Parents + doctors = partners in care
Five years have passed since his diagnosis, and 11-year-old Carson feels in control of his condition. He takes biweekly injections of an immunosuppressant to reduce the signs and symptoms of what has evolved to become Crohn’s disease, as predicted.
Though he still has flares, they are few and far between, especially when he gets adequate rest. “It’s up and down, so we take it as it comes,” explains Michelle. “It is a little bit scary, because there’s no cure, and the medication opens Carson up to illness and infection.”
Carson checks in with Docktor, rheumatologist Dr. Fatma Dedeoglu and other specialists in Ophthalmology and Otolaryngology every few months. Michelle – now a member of Boston Children’s Hospital’s Family Advisory Council – still prepares beforehand for every doctor’s visit. “I try to make the most of the time we have with a doctor by going in with concrete information and questions,” she says. “The techniques I learned during my own rehabilitation work really well for all parents managing a child with a chronic illness.”
Carson for president!
Despite the challenges, Carson has found every upside to managing a chronic medical condition, including using it as an opportunity to exercise his political voice. “Having OFG gives me an opportunity to educate my classmates about Crohn’s,” he says. “I tell them about my struggles and what I can do to help myself. They’ve been very understanding.”
Carson also raises over $15,000 each year for the Boston Children’s Hospital Eversource Walk and just last month, he traveled to the Massachusetts State House to make his case for expanding telehealth coverage. “It felt good to be able to have an impact and to make a difference in others,” beams Carson.
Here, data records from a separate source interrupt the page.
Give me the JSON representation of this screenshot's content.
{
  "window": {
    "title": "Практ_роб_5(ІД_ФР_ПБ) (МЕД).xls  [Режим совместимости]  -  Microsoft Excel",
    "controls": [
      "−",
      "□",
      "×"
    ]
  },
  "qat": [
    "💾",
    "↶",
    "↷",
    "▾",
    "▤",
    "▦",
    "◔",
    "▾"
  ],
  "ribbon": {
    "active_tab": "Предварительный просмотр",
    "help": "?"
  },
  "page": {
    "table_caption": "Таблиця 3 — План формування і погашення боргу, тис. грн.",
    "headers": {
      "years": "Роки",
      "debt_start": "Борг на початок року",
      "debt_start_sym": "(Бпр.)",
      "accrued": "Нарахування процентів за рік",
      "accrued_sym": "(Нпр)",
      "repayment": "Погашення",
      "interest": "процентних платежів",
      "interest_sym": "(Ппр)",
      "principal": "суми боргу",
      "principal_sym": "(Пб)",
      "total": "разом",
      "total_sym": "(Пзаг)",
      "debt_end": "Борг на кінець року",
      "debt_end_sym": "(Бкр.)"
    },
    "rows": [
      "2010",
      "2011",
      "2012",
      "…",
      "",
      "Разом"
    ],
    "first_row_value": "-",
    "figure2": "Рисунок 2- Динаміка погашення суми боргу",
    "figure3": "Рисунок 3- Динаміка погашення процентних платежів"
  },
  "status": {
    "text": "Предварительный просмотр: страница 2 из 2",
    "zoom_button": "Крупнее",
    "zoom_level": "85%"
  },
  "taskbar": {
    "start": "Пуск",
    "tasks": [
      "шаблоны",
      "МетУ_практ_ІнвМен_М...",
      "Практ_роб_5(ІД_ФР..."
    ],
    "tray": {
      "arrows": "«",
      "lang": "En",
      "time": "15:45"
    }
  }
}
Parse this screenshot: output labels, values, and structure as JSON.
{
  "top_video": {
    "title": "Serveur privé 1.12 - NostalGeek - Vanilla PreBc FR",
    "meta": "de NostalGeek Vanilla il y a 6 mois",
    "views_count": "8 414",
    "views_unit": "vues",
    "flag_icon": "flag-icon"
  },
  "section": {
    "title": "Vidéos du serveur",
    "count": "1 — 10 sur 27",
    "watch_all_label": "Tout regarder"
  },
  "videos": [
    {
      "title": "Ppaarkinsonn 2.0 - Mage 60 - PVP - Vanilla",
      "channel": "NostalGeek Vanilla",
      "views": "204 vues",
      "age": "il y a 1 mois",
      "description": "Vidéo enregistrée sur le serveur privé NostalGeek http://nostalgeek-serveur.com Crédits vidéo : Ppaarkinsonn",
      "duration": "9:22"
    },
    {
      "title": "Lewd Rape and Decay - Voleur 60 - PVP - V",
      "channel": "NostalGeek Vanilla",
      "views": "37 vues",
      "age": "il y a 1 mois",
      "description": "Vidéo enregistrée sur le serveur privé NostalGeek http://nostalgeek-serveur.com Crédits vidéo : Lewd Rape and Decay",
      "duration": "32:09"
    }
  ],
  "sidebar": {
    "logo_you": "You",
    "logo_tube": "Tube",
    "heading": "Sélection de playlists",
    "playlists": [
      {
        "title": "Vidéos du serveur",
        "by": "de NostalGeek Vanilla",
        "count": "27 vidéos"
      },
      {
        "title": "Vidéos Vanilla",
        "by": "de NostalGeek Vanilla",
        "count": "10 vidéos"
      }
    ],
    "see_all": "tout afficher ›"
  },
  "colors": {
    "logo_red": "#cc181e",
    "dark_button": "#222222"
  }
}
Michelle, Docktor and his “dream team” are there for Carson every step of the way on his road to success. “I guide Carson, but I don’t know what it feels like to live in his body every day, so he’s in control,” says Michelle. “It’s hard as a parent to surrender that power to our kids, but we’re not always going to be around to help. As president, Carson certainly won’t have me there all the time to tell him what to do.”